ON THIS DAY: 22 April 1889

ON THIS DAY: 22 April 1889 – The Oklahoma Land Rush was one of the most dramatic land-distribution events in United States history. In a single day, tens of thousands of settlers raced to claim land in what had previously been designated as Native American territory.

After the American Civil War, the U.S. government increased pressure on Congress to open parts of Indian Territory (present-day Oklahoma) to white settlement. Activists such as frontiersman and soldier, David L. Payne, became the leading organiser of settlers known as ‘Boomers’ who claimed that central portions of Indian Territory were public lands open under the Homestead Act of 1862.

Eventually, the American President, Benjamin Harrison, signed a proclamation allowing settlement under the Homestead Act, which allowed individuals to claim up to 160 acres if they lived on and improved the land.

At high noon (CDT), bugles sounded and cavalry units lifted the barriers along the borders. An estimated 50,000 settlers rushed into the territory on horses, wagons, bicycles, and on foot. Participants raced across the prairie to stake their claims with posts and flags.

Some settlers illegally entered the land before noon to secure the best plots. These individuals became known as ‘Sooners’, a term that later inspired the nickname of the state and of the University of Oklahoma sports teams.

Although the land was called ‘unassigned’, it had previously been taken from Native tribes through federal policies and treaties. Earlier in the century, tribes such as the Cherokee had been forcibly moved to Indian Territory during events like the Trail of Tears, after the U.S. government promised that this land would remain theirs. When settlers were suddenly allowed to enter the territory in 1889, many Indigenous communities felt those promises had been broken. The land rush accelerated the loss of Indigenous control in the region, affecting nations including the Muscogee (Creek) Nation and the Seminole.

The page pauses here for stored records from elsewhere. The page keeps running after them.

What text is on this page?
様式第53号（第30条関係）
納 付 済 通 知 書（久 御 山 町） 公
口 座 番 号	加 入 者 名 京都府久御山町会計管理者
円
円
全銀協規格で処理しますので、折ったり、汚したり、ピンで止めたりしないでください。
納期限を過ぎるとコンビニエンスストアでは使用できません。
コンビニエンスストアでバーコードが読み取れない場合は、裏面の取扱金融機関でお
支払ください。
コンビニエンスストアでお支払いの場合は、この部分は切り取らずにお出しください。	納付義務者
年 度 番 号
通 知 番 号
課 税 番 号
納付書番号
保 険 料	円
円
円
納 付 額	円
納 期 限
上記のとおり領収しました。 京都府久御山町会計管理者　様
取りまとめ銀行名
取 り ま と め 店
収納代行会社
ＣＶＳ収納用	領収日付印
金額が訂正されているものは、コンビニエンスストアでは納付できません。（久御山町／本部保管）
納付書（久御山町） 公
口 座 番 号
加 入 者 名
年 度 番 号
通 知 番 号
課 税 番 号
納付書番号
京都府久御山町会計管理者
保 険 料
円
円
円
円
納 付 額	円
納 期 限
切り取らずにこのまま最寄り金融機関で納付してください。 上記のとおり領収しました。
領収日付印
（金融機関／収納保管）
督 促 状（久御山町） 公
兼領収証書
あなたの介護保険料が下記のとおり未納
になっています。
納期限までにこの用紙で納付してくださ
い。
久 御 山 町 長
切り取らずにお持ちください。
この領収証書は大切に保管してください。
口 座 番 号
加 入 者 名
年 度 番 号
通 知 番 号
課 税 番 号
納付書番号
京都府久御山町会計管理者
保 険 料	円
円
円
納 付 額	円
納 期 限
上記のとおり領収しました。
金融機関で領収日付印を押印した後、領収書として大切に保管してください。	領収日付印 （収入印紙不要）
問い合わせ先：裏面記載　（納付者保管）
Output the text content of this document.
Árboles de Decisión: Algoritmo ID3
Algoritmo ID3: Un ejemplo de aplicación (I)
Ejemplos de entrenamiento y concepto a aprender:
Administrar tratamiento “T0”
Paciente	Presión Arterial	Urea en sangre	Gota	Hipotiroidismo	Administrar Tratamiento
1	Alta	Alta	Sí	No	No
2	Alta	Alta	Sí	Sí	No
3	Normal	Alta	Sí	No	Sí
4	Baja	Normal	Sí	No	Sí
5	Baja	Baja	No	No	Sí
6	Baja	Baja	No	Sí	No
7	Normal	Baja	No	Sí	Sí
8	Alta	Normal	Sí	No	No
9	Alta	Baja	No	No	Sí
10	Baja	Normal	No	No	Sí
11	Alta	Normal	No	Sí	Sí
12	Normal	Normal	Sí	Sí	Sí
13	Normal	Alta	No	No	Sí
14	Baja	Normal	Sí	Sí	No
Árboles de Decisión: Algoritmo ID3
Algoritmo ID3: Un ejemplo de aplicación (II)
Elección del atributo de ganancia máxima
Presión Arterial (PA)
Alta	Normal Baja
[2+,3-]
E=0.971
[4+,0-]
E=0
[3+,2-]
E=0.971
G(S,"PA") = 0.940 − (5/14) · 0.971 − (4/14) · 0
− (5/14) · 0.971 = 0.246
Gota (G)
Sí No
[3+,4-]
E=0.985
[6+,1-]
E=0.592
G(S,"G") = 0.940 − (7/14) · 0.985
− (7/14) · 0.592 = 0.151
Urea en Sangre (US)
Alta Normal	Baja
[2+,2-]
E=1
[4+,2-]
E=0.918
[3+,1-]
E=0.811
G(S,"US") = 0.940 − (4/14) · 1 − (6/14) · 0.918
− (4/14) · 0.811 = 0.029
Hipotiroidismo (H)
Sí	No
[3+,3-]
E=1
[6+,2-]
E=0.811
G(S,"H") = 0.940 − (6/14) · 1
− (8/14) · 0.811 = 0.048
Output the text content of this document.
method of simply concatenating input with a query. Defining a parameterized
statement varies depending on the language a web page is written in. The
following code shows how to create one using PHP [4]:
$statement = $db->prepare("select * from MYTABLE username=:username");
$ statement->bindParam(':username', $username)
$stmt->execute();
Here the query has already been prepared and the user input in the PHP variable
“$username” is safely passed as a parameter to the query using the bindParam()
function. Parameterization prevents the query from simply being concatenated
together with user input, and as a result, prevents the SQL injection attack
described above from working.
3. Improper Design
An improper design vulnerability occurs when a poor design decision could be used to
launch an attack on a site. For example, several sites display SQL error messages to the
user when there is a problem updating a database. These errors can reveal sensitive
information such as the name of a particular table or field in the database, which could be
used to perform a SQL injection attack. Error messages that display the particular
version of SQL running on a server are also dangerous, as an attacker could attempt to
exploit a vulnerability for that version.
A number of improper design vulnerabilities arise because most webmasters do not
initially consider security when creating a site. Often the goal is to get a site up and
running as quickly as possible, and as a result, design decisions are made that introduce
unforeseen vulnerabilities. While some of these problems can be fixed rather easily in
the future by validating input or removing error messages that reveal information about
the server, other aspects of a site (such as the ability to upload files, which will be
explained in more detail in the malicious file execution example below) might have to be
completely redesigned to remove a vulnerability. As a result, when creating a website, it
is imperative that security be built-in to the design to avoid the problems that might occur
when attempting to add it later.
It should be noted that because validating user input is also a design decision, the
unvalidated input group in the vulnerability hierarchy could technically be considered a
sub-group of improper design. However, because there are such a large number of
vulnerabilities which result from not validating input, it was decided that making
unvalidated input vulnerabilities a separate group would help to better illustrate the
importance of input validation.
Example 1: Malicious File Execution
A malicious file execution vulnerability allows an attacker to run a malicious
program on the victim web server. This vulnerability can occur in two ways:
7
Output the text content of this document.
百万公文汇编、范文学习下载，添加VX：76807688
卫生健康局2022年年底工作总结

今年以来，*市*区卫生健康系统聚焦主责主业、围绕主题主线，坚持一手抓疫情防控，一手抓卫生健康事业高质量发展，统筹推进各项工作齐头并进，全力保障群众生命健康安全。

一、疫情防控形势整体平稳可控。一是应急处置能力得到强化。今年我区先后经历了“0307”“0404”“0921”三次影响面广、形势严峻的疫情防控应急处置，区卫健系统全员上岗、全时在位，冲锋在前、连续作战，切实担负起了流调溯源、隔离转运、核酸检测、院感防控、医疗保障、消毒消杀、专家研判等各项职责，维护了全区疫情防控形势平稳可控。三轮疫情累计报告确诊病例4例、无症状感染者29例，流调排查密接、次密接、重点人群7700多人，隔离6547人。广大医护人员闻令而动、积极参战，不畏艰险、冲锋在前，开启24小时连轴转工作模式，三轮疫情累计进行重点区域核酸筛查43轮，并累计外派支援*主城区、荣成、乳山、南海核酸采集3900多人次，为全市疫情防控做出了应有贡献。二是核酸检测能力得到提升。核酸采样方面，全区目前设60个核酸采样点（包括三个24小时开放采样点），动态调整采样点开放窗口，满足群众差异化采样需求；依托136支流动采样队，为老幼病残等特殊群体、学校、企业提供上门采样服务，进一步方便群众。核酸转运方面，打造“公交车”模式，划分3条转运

The long-term consequences were significant. Rapid settlement paved the way for the creation of Oklahoma Territory in 1890. Major towns formed almost instantly, including Oklahoma City and Guthrie, the latter growing from open prairie into a town of around 10,000 people in a single day. Additional land runs followed throughout the 1890s, and the region eventually became the state of Oklahoma in 1907. 

Just a generation or two later, the severe droughts and dust storms of the 1930s Dust Bowl forced many Oklahoma families – often called ‘Okies’- to abandon the very land their parents and grandparents had once raced to claim. Loading their belongings into battered cars and trucks, some nicknamed ‘Sooner Schooners,’ thousands headed west along Route 66 in search of work and a new life in California.

In a twist of history, the same spirit of hope and desperation that had driven settlers into Oklahoma during the land rush of 1889 would, decades later, drive many of their descendants to leave it behind.